The Tuesday before the George Zimmerman
verdict, a young African-American man, about 16, boarded an evening rush-hour train
blasting the music on his Mp3 player. Some passengers exchanged looks of
aggravation and disgust. One well-suited black man looked as if he wanted to say
something. A briefcase-carrying black man put in his earphones and stared at
the floor. The kind-faced black man across the aisle smiled uncomfortably. The
sick-and-tired-of-it woman next to me said Metro police were never around when
you needed them.
But what if they had been? What if police had
escorted the young man off the train? Sure,
we all would have breathed a sigh of relief, but would we also have felt sorry for
this boy? Feared for him?
Maybe these riders didn’t want to risk a
confrontation. Whichever tone one takes in addressing a stranger in such a
situation, the fear of being shot is real, given the frequency of gun violence
in America.
I
forced myself to give the teen the benefit of the doubt. Catching his eye, I
pointed to my ear and said, “Your music is loud. Could you turn it down, please?”

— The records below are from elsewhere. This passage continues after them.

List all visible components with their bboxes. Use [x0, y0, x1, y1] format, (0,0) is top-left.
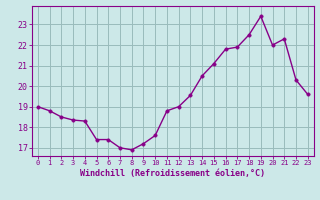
X-axis label: Windchill (Refroidissement éolien,°C): Windchill (Refroidissement éolien,°C)	[80, 169, 265, 178]
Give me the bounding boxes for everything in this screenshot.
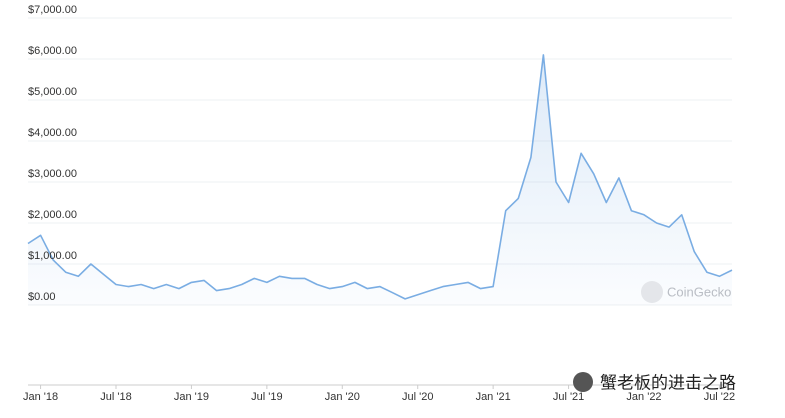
x-tick-label: Jul '22	[704, 391, 735, 403]
y-tick-label: $2,000.00	[28, 209, 77, 221]
price-area	[28, 54, 732, 306]
y-tick-label: $0.00	[28, 291, 56, 303]
x-tick-label: Jan '19	[174, 391, 209, 403]
x-tick-label: Jul '18	[100, 391, 131, 403]
wechat-icon	[573, 372, 593, 392]
x-tick-label: Jul '20	[402, 391, 433, 403]
x-tick-label: Jul '21	[553, 391, 584, 403]
x-tick-label: Jan '22	[626, 391, 661, 403]
x-tick-label: Jan '18	[23, 391, 58, 403]
watermark: CoinGecko	[667, 284, 731, 299]
price-line	[27, 54, 733, 300]
overlay-text: 蟹老板的进击之路	[600, 373, 736, 392]
y-tick-label: $4,000.00	[28, 127, 77, 139]
logo	[641, 281, 663, 303]
y-tick-label: $5,000.00	[28, 86, 77, 98]
y-tick-label: $6,000.00	[28, 45, 77, 57]
y-tick-label: $1,000.00	[28, 250, 77, 262]
x-tick-label: Jan '21	[476, 391, 511, 403]
y-tick-label: $7,000.00	[28, 4, 77, 16]
x-tick-label: Jul '19	[251, 391, 282, 403]
y-tick-label: $3,000.00	[28, 168, 77, 180]
x-tick-label: Jan '20	[325, 391, 360, 403]
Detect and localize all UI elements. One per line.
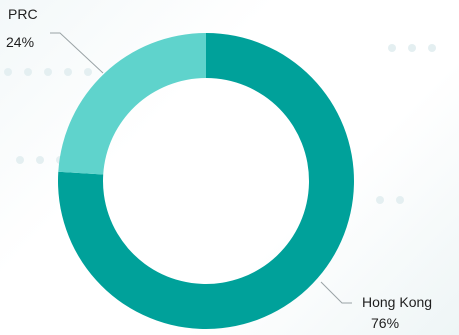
prc-value-label: 24% (6, 34, 34, 50)
donut-slice-hong-kong (57, 33, 355, 330)
prc-leader-line (50, 32, 104, 74)
donut-slices (57, 33, 355, 330)
hong-kong-leader-line (320, 281, 352, 304)
hong-kong-category-label: Hong Kong (362, 294, 432, 310)
donut-slice-prc (58, 33, 206, 175)
hong-kong-value-label: 76% (371, 315, 399, 331)
prc-category-label: PRC (8, 6, 38, 22)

He turned it down -- slightly.
Five stops from the end of the line, he got
off. I was frustrated. All the talk about taking back our communities and saving
our black boys, and all we could do was sit seething, shutting out the noise,
and wishing for the police?
The young man’s lack of responsibility might
have cost him a run-in with law enforcement, or his life. However, our silence
might have cost him a sense of belonging to a larger community and a lesson in
self-discipline.
As we attempt to vindicate the unjust loss of our children, undoubtedly
we will teach the children still with us to be more thoughtful in guarding
their freedom and their lives. Moreover, maybe it’s time we adults refresh our
view of the young black men we encounter in public, to balance our fear with
our hope, to talk to them, to try and see their core.